First order of business was to find an ATM. This wasn’t all that hard, I suppose, just troublesome as I had to jump over deepening puddles to get to where I was going. After this I began searching the sides of skyscrapers for signs that said Internet. I found plenty – however, some told me I needed to pay obscene amounts of money to become members or something like that before I could print. Others simply told me they didn’t have printers. These were all manga/internet cafes, something very Akihabara. I suppose their main purpose was serving people who came in wanting to read manga and surf 2chan. I grabbed a lunch at a Mos Burger so that I could dry out a little bit before admitting defeat.

After returning to my hostel in the downpour and arriving in Asakusa by taxi I went to what I thought was the JR station that would take me to the airport. I was unpleasantly surprised to find that I needed to walk a block or so with two heavy bags to find a subway station. A woman in the JR station gave me directions. She asked me several times if I had an umbrella. I did, but there was no way I was going to carry it with all my luggage. Taking a deep breath I started my journey through the rain.

It didn’t take all that long to arrive at the subway station, and compared to the downpour in Akihabara and Minami-Senju the rain had died down considerably. I could be thankful for that, but only shortly. I found that the closest entrance to the subway had no elevator. I would have to walk another few blocks to get to the elevator. I didn’t feel like facing the rain. I dragged my baggage down three flights of stairs, staring at the next three in defeat when two Americans stopped to help me. I didn’t get their names, but if they’re out there somewhere, thank you!

From there I didn’t have to go out into the rain anymore. It was smooth sailing, I suppose. A station attendant helped me get the right ticket and a train took me all the way to Narita. While I didn’t know which terminal I was to go to as I didn’t have a ticket, I made the correct guess and was swept up into the skies rather quickly. Turns out I didn’t need to print a ticket at all. It seemed like no time at all before I was looking down on Tokyo, its sea of gray fading away into a real ocean covered in rain clouds.

During takeoff I felt a bit sad, but it wasn’t the worst stage of the parting that I’d felt. The day before I left Saijo was the worst. I had been hanging out with one close friend and for the first time in a year, instead of, “See you,” he said, “Goodbye.” When I gave some of my old things to a different friend he gave me a hug. When I got a message from the Maker of Deadly Takoyaki, that was what really got me. Somehow the, “Take care!” really hit me, so I sat in my now-empty dorm room rather uncomposed. Saijo was where all my friends were. Saijo is where the parting would really take place. Everything after that would slowly point toward a transitional period.
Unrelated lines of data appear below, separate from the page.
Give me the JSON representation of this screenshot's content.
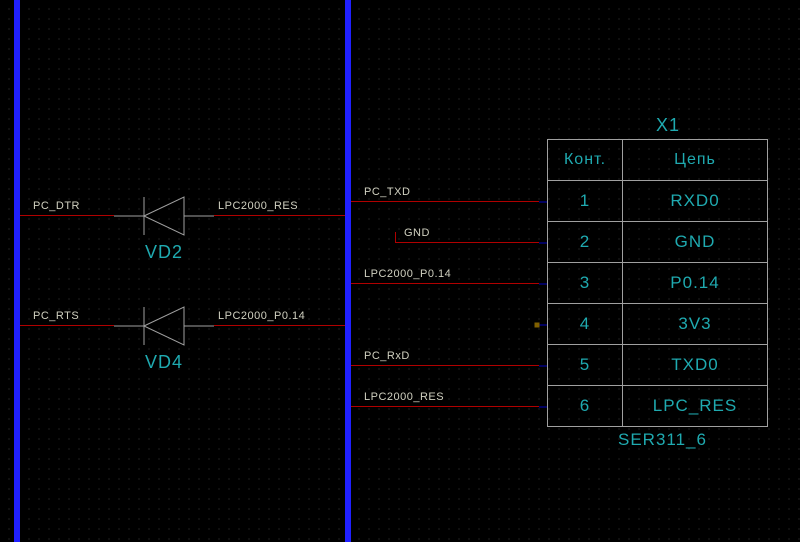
{
  "connector": {
    "designator": "X1",
    "type": "SER311_6",
    "headers": {
      "pin": "Конт.",
      "net": "Цепь"
    },
    "rows": [
      {
        "pin": "1",
        "net": "RXD0"
      },
      {
        "pin": "2",
        "net": "GND"
      },
      {
        "pin": "3",
        "net": "P0.14"
      },
      {
        "pin": "4",
        "net": "3V3"
      },
      {
        "pin": "5",
        "net": "TXD0"
      },
      {
        "pin": "6",
        "net": "LPC_RES"
      }
    ]
  },
  "diodes": {
    "d1": {
      "ref": "VD2",
      "left_net": "PC_DTR",
      "right_net": "LPC2000_RES"
    },
    "d2": {
      "ref": "VD4",
      "left_net": "PC_RTS",
      "right_net": "LPC2000_P0.14"
    }
  },
  "right_nets": {
    "n1": "PC_TXD",
    "n2": "GND",
    "n3": "LPC2000_P0.14",
    "n4": "PC_RxD",
    "n5": "LPC2000_RES"
  }
}
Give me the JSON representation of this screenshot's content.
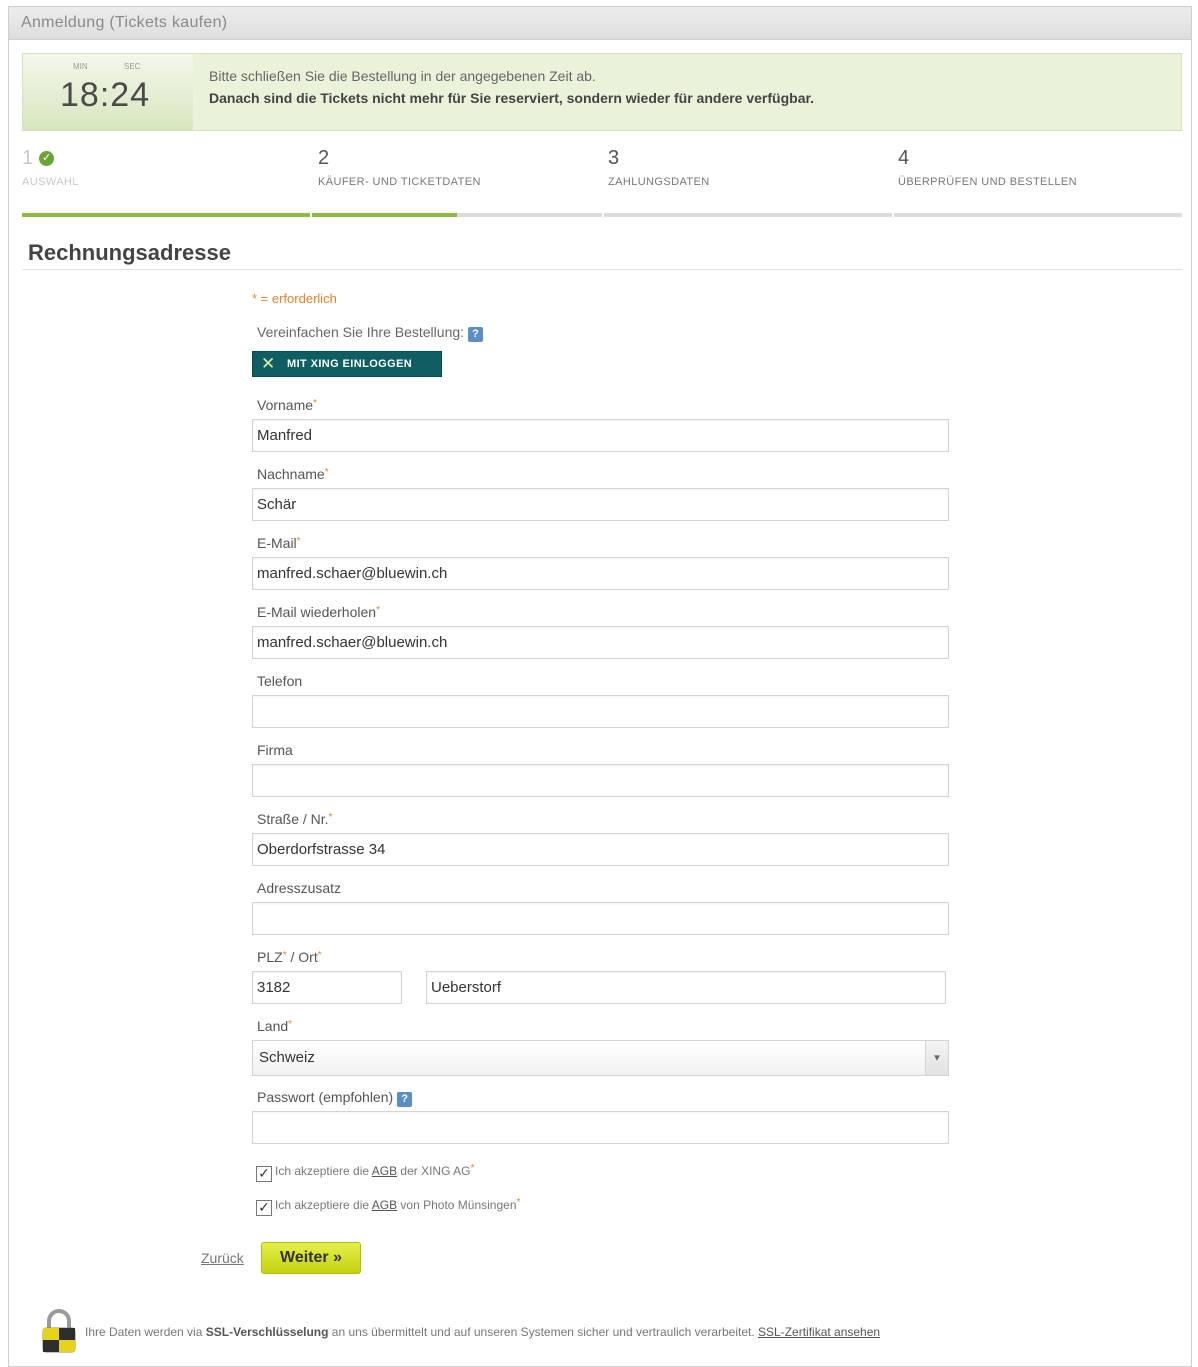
{
  "window": {
    "title": "Anmeldung (Tickets kaufen)"
  },
  "timer": {
    "min_label": "MIN",
    "sec_label": "SEC",
    "time": "18:24",
    "message_line1": "Bitte schließen Sie die Bestellung in der angegebenen Zeit ab.",
    "message_line2": "Danach sind die Tickets nicht mehr für Sie reserviert, sondern wieder für andere verfügbar."
  },
  "steps": [
    {
      "number": "1",
      "label": "AUSWAHL",
      "state": "done"
    },
    {
      "number": "2",
      "label": "KÄUFER- UND TICKETDATEN",
      "state": "current"
    },
    {
      "number": "3",
      "label": "ZAHLUNGSDATEN",
      "state": "todo"
    },
    {
      "number": "4",
      "label": "ÜBERPRÜFEN UND BESTELLEN",
      "state": "todo"
    }
  ],
  "progress_fraction": 0.375,
  "section": {
    "title": "Rechnungsadresse"
  },
  "form": {
    "required_note": "* = erforderlich",
    "simplify_label": "Vereinfachen Sie Ihre Bestellung:",
    "help_icon": "?",
    "xing_button": "MIT XING EINLOGGEN",
    "fields": {
      "vorname": {
        "label": "Vorname",
        "required": "*",
        "value": "Manfred"
      },
      "nachname": {
        "label": "Nachname",
        "required": "*",
        "value": "Schär"
      },
      "email": {
        "label": "E-Mail",
        "required": "*",
        "value": "manfred.schaer@bluewin.ch"
      },
      "email_repeat": {
        "label": "E-Mail wiederholen",
        "required": "*",
        "value": "manfred.schaer@bluewin.ch"
      },
      "telefon": {
        "label": "Telefon",
        "value": ""
      },
      "firma": {
        "label": "Firma",
        "value": ""
      },
      "strasse": {
        "label": "Straße / Nr.",
        "required": "*",
        "value": "Oberdorfstrasse 34"
      },
      "adresszusatz": {
        "label": "Adresszusatz",
        "value": ""
      },
      "plz_ort": {
        "label_plz": "PLZ",
        "label_sep": " / Ort",
        "required": "*",
        "plz_value": "3182",
        "ort_value": "Ueberstorf"
      },
      "land": {
        "label": "Land",
        "required": "*",
        "value": "Schweiz"
      },
      "passwort": {
        "label": "Passwort (empfohlen)",
        "value": ""
      }
    },
    "checkbox1": {
      "prefix": "Ich akzeptiere die ",
      "link": "AGB",
      "suffix": " der XING AG",
      "required": "*",
      "checked": true
    },
    "checkbox2": {
      "prefix": "Ich akzeptiere die ",
      "link": "AGB",
      "suffix": " von Photo Münsingen",
      "required": "*",
      "checked": true
    },
    "back_link": "Zurück",
    "next_button": "Weiter »"
  },
  "ssl": {
    "prefix": "Ihre Daten werden via ",
    "bold": "SSL-Verschlüsselung",
    "suffix": " an uns übermittelt und auf unseren Systemen sicher und vertraulich verarbeitet. ",
    "link": "SSL-Zertifikat ansehen"
  }
}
The day I left Saijo, however, I was able to remain cheerful. A group of us hung out on the steps outside of my dorm, just chatting about nothing. Though I wanted this conversation to last forever, we knew our afternoon in the humidity couldn’t last. They waved to me as the bus made its way down Boulevard until we couldn’t see each other anymore. I was off to Hiroshima, to Osaka, to Tokyo, to America. Yet the casualness of the conversation we’d just had made it seem like we would be seeing each other again like always.

Those were the kinds of goodbyes that I liked best. The ones that weren’t goodbye.


~ by megumiwasframed on August 27, 2011.

2 Responses to “Goodbyes”

  1. Very nice. And I agree with you about those kind of goodbyes, much better.